Gastrovascular Cavities
  • Some animals have an interior body space whose tissues carry out digestive and circulatory functions.

  • Cnidarians have a gastrovascular cavity with a single opening for ingestion and waste expulsion.

  • Cells lining the cavity secrete enzymes and absorb digested food.

  • Other cells surround food particles and digest them in vacuoles.

  • Nutrients are transported to cells throughout the body.

Digestive Tracts
  • Many invertebrates and all vertebrates digest food in a tube called a digestive tract, which has two openings.

  • Food moves in one direction, entering through the mouth and exiting as waste through the anus.

  • One-way digestive tracts often have specialized structures like a stomach and intestines that perform different tasks.

  • The digestive tract is like an assembly line that breaks down food one step at a time.
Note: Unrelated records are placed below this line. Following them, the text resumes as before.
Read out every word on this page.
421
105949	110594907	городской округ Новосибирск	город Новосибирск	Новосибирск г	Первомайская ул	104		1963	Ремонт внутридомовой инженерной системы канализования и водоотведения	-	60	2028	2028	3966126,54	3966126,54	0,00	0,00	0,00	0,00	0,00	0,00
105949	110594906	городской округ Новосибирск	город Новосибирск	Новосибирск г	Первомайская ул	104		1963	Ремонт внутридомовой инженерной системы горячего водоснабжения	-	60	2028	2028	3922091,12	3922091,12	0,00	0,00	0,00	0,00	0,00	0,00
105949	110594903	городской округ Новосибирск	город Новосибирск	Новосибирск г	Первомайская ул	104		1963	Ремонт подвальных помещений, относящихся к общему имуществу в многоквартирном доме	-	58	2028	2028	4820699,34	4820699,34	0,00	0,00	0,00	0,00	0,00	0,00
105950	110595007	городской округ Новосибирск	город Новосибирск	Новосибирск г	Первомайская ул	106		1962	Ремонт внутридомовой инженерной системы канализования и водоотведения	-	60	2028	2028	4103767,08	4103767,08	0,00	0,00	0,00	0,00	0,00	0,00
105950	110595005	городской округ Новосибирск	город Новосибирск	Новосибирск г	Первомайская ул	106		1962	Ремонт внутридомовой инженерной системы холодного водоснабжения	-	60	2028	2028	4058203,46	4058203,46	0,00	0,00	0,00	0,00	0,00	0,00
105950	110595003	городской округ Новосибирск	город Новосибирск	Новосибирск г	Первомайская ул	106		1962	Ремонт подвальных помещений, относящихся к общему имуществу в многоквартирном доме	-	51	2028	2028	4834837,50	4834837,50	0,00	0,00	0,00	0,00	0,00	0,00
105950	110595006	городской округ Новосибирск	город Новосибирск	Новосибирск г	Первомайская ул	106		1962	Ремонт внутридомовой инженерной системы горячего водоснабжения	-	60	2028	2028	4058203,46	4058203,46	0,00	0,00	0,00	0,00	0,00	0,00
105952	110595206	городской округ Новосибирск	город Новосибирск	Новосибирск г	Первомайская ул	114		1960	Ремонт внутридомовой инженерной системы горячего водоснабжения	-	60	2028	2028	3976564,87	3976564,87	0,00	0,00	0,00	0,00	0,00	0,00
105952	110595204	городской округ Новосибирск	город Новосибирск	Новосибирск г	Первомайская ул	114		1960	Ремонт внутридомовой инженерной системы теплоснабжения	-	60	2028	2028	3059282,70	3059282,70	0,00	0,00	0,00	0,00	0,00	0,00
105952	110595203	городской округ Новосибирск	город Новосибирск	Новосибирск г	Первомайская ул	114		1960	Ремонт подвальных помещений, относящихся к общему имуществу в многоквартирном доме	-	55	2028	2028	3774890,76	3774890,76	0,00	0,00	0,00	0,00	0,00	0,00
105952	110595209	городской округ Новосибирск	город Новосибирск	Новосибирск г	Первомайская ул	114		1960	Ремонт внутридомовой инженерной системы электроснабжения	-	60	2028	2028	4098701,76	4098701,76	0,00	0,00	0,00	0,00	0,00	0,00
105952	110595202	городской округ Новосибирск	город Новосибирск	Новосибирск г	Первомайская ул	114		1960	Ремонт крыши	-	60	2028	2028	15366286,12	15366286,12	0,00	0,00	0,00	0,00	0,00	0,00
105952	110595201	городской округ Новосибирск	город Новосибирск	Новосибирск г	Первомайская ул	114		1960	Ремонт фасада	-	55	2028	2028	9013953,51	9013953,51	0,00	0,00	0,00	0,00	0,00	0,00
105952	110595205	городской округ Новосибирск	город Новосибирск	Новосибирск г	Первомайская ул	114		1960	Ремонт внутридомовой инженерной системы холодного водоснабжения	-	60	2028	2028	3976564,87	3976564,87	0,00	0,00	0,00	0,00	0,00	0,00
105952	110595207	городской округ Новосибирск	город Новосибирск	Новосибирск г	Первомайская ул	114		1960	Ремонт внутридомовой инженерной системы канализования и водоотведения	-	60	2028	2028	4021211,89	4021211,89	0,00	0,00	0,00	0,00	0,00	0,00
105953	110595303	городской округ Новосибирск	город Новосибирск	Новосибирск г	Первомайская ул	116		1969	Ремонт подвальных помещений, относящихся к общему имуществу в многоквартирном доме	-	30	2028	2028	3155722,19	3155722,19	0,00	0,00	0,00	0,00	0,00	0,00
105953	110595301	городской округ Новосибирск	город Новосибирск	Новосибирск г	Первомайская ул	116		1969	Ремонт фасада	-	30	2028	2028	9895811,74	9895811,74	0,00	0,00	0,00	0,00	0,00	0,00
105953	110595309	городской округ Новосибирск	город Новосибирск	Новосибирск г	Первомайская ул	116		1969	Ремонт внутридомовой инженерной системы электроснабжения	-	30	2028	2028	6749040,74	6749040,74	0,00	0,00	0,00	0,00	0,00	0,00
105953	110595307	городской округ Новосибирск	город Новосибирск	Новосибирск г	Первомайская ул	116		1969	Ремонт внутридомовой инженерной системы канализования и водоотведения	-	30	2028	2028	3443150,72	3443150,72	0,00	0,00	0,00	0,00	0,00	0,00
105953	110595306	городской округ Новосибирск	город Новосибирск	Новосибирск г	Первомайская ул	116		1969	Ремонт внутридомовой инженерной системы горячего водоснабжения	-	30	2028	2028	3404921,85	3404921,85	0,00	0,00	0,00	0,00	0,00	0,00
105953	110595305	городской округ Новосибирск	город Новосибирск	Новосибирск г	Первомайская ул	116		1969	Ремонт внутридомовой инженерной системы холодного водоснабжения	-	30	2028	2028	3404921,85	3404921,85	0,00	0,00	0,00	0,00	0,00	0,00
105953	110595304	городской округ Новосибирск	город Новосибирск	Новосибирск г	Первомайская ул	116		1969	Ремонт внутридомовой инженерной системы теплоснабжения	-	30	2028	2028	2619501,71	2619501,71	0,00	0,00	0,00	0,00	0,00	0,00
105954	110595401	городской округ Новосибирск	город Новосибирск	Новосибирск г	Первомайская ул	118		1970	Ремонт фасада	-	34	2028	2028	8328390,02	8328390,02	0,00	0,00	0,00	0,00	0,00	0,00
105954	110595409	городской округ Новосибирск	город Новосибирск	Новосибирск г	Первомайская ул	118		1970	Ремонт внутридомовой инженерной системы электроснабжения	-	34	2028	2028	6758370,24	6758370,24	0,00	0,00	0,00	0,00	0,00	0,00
  • The mouth may secrete digestive enzymes to start digestion.

  • Mechanical digestion may occur as mouthparts or a gizzard breaks food into small pieces.

  • Chemical digestion begins or continues in a stomach with digestive enzymes.

  • Chemical breakdown continues in the intestines, aided by secretions from organs like the liver or pancreas.

  • Intestines also absorb nutrients.

Solid Waste Disposal
  • Indigestible material is expelled as feces through the single digestive opening or the anus.

Specializations for Different Diets

  • Mouthparts and digestive systems are adapted to the physical and chemical characteristics of different foods.

  • Adaptations to meat and plant leaves are examined.

Specialized Mouthparts

  • Carnivores and herbivores have different mouthparts related to the physical characteristics of meat and plant leaves.

Eating Meat
  • Carnivores have sharp mouthparts or structures to capture, hold, and slice food.

  • Carnivorous mammals like wolves have sharp teeth to grab, tear, and slice food.

  • Jaw bones and muscles are adapted for up-and-down movements to chop meat into small pieces.

Eating Plant Leaves
  • Herbivores have mouthparts adapted to rasping or grinding.

  • They need to tear plant cell walls and expose their contents.

  • Herbivorous invertebrates have mouthparts that grind and pulverize leaf tissues.

  • Herbivorous mammals like horses have front teeth and muscular lips for grabbing and pulling leaves, and flattened molars for grinding leaves to a pulp.

  • Jaw bones and muscles are adapted for side-to-side grinding movements.

Specialized Digestive Tracts

  • Carnivorous invertebrates and vertebrates have short digestive tracts that produce fast-acting, meat-digesting enzymes that digest most cell types in animal tissues.

  • No animal produces enzymes to break down cellulose in plant tissue.

  • Some herbivores have long intestines or specialized pouches with microbial symbionts that digest cellulose.

  • Cattle have a rumen, where symbiotic bacteria digest cellulose.

  • Ruminants regurgitate partially digested food from the rumen, chew it again, and reswallow it (chewing the cud).